Thinker, tailor, Tesla, sphere
How menswear retailer Fletcher Jones built a factory, a community and an idea of the future in Warrnambool, VictoriaMay 2024
Life Sentences
We are in the laundry of Nanna’s council flat in West Yorkshire. My brother, age four, suggests that I, age three, climb into the spin tub of Nanna’s new twin-tub washing machine. Does he provide a stool? I can’t remember. The stainless-steel tub is smooth, studded with holes. Perhaps I thought it was a space rocket? I crouch down obligingly so my brother can close the plastic lid. I hear the laundry door slide shut on its runner, then, further off, down the hallway, the door to the lounge room opens, releasing a blast of wet, maniacal laughter – a man pretending to be a duck. The laughter mutes when the door closes again. Time passes. I am snug in the silver barrel of the washing machine. My brother is sitting on the couch in the lounge room watching cartoons.
Adventures with the vegetable compartment of the refrigerator, an empty fish tank, the pantry, an old suitcase, follow. I don’t need much encouragement. I am small. My brother is dedicated to these experiments with volume, and I am willing and grateful to be his subject.
When he starts school and loses all interest in me, I continue the work alone. The art cupboard at kindergarten. The coat locker at primary school. A birthday party spent secreted in a rabbit hutch, taking heady sniffs of the urine-soaked straw. The laundry press in our first Australian house was already inhabited by a family of geckos, but compromises were made, we got along. Much of high school was evaded by pretending to catch the bus at the end of the street and then walking to the local tip where I sat on a stool in a broken-down horse float and read magazines.
My first proper job, as a park ranger in Central Australia, came with accommodation. The chief ranger apologised as he showed me the single-axle caravan that would be my home. I knew to hide my delight. The charm of the miniature sink, its plug on a chain, the plastic buttons that released the cupboard drawers, the tea-towel curtains that covered the tiny, wind-out windows. My Giacometti postcards looked like posters above the narrow berth.
Years later I read a biography of Alberto Giacometti. When he was five, his family moved to the mountain village of Stampa in an Italian-speaking canton of Switzerland. His artist father showed him a boulder in a meadow on the outskirts of the town. Under the boulder was a cave, just big enough for a small child to stand in. For two years the cave was Alberto’s most important place on, or in, earth. He recalled the experience of being in the cave as a time when he “… attained the height of joy. All my desires were fulfilled.”
In another memory from the same period, Giacometti recalls his attempts to dig himself a hole in the snow, where he could spend the whole winter snuggly enclosed. He was fascinated with geography and, in particular, Siberia. He desired to be in Siberia, but viewing it from a circular hut he called an “isab”, where he could look out from warmth on the expanses.

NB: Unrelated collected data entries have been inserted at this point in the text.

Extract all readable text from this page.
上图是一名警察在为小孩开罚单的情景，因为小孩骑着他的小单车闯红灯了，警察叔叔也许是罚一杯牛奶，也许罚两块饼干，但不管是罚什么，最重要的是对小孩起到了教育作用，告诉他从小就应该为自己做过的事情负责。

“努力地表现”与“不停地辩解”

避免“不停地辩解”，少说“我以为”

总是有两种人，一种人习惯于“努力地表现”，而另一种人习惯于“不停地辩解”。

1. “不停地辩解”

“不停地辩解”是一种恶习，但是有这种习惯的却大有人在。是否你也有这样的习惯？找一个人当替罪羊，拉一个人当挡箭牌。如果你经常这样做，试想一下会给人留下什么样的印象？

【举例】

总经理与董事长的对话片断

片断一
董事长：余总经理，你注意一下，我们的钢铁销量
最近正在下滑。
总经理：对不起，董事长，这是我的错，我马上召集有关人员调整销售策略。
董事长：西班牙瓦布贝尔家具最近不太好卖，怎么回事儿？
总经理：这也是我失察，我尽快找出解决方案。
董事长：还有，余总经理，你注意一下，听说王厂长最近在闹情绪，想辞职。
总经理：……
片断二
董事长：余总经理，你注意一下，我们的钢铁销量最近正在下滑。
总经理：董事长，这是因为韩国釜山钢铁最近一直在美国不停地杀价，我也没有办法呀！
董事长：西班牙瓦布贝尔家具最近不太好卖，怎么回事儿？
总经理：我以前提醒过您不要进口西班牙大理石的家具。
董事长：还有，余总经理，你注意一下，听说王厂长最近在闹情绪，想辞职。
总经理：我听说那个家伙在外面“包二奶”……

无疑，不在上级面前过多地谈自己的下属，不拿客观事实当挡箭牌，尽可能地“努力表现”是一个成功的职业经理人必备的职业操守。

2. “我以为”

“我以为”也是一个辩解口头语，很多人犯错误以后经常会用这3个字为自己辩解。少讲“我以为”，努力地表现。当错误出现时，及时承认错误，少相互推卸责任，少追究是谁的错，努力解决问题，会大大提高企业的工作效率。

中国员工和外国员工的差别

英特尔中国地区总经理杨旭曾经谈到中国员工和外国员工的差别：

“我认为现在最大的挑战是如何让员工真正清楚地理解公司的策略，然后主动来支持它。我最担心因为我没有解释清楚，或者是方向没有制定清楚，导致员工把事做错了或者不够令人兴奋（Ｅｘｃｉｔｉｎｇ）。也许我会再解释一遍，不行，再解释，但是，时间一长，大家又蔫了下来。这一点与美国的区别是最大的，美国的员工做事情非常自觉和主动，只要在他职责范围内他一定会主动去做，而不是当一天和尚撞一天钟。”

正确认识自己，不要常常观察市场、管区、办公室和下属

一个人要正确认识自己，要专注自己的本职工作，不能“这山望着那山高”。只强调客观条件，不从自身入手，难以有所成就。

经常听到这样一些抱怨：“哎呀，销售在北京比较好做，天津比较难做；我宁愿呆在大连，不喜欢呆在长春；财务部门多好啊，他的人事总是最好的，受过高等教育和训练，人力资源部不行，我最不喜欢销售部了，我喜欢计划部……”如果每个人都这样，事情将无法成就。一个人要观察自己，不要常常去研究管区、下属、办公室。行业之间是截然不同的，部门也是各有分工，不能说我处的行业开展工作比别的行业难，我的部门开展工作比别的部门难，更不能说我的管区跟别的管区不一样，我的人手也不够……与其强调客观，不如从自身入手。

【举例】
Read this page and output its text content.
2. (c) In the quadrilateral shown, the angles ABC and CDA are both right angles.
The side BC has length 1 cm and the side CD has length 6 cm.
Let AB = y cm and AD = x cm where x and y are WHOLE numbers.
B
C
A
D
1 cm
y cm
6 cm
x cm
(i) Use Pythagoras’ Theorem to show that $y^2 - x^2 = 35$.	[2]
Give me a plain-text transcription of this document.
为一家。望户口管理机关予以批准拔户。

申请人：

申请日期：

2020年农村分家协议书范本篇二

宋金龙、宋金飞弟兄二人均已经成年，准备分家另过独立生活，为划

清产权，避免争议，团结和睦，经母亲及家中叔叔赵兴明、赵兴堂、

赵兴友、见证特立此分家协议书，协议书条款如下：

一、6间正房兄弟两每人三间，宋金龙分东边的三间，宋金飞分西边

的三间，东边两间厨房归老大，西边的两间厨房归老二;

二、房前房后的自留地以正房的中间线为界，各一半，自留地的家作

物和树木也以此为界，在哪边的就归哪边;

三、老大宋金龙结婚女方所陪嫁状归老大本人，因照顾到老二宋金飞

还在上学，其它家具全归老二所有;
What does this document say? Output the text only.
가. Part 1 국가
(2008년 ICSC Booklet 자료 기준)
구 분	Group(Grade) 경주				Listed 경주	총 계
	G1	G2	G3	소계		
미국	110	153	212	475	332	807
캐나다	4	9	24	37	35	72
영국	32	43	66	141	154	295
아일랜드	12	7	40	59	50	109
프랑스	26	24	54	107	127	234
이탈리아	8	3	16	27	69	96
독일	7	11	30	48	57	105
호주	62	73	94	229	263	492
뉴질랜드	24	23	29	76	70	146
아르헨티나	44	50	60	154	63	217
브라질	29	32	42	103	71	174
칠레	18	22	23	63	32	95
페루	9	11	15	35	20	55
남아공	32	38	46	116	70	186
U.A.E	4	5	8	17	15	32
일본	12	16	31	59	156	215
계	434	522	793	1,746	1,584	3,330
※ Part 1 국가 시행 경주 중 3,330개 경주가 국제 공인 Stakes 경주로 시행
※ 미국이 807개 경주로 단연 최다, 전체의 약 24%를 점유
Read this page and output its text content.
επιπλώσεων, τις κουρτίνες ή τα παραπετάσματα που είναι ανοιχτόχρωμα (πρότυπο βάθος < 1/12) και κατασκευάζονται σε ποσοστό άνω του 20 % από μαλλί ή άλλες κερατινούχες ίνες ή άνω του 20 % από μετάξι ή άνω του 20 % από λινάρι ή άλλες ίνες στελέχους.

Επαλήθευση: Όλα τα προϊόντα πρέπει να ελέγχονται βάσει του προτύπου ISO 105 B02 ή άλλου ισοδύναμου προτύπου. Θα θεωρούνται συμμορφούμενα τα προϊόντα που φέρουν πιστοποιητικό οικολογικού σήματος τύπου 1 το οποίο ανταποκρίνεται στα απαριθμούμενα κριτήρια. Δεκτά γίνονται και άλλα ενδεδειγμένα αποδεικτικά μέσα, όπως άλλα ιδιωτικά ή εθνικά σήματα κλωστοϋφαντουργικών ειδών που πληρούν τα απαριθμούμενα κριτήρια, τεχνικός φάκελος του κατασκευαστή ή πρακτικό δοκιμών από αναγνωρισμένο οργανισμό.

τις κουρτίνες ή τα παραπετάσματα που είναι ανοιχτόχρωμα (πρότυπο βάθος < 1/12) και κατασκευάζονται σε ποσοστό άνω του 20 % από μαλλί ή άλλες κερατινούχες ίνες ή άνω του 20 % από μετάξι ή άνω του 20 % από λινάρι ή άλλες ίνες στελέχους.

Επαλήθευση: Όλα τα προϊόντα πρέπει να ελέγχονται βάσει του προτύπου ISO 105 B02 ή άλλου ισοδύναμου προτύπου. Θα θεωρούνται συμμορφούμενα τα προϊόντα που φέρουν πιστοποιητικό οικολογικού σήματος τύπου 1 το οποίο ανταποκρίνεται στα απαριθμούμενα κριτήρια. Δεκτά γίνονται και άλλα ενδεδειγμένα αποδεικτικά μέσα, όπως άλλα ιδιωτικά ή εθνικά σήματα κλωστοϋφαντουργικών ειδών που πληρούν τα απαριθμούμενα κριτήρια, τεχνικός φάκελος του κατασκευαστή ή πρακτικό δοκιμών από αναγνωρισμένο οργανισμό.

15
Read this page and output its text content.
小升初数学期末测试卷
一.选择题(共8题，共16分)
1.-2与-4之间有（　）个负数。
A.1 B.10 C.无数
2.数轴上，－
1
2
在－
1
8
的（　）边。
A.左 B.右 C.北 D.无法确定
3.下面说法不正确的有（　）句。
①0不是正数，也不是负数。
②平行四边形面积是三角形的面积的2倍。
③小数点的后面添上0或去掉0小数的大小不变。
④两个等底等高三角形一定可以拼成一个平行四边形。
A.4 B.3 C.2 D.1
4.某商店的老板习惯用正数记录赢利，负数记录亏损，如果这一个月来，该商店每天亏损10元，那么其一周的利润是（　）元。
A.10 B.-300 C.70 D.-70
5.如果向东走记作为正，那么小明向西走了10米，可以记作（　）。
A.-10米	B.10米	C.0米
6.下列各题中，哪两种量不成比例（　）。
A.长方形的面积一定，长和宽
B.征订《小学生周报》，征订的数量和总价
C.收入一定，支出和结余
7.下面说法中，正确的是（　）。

The impulse for enclosure, for solace in refuge, for being pleasingly surrounded and hemmed in, continues in my life. I identify it in the fiction of the secretive Western Australian writer Elizabeth Jolley. In one of her short stories a cleaning woman hides herself in the cupboard of a family home for a week. I gave it to a character in my first novel, Everyman’s Rules for Scientific Living. An emotionally repressed soil scientist turned wheat farmer builds a tiny bunkroom that he drags behind a tractor around the paddocks of his Wimmera farm. He tells his passionate young wife it is practical, when clearly it is not.
This is where I need to explain myself, to make meaning from my behaviour. I could say something earnest about solitude, about the relief that introverts feel when they are alone. Perhaps about the twin impulse of writers to both conceal and reveal.
I know that when I take myself away to an enclosed space I am absent from the lives of others, but somehow more present to myself. And that in small spaces my dreams and secrets feel close to me. The stab of recognition in this sentence from Chekhov’s “The Lady with the Dog”: “And through some strange, perhaps accidental conjunction of circumstances, everything that was essential, of interest and of value to him, everything in which he was sincere and did not deceive himself, everything that made the kernel of his life, was hidden from other people.”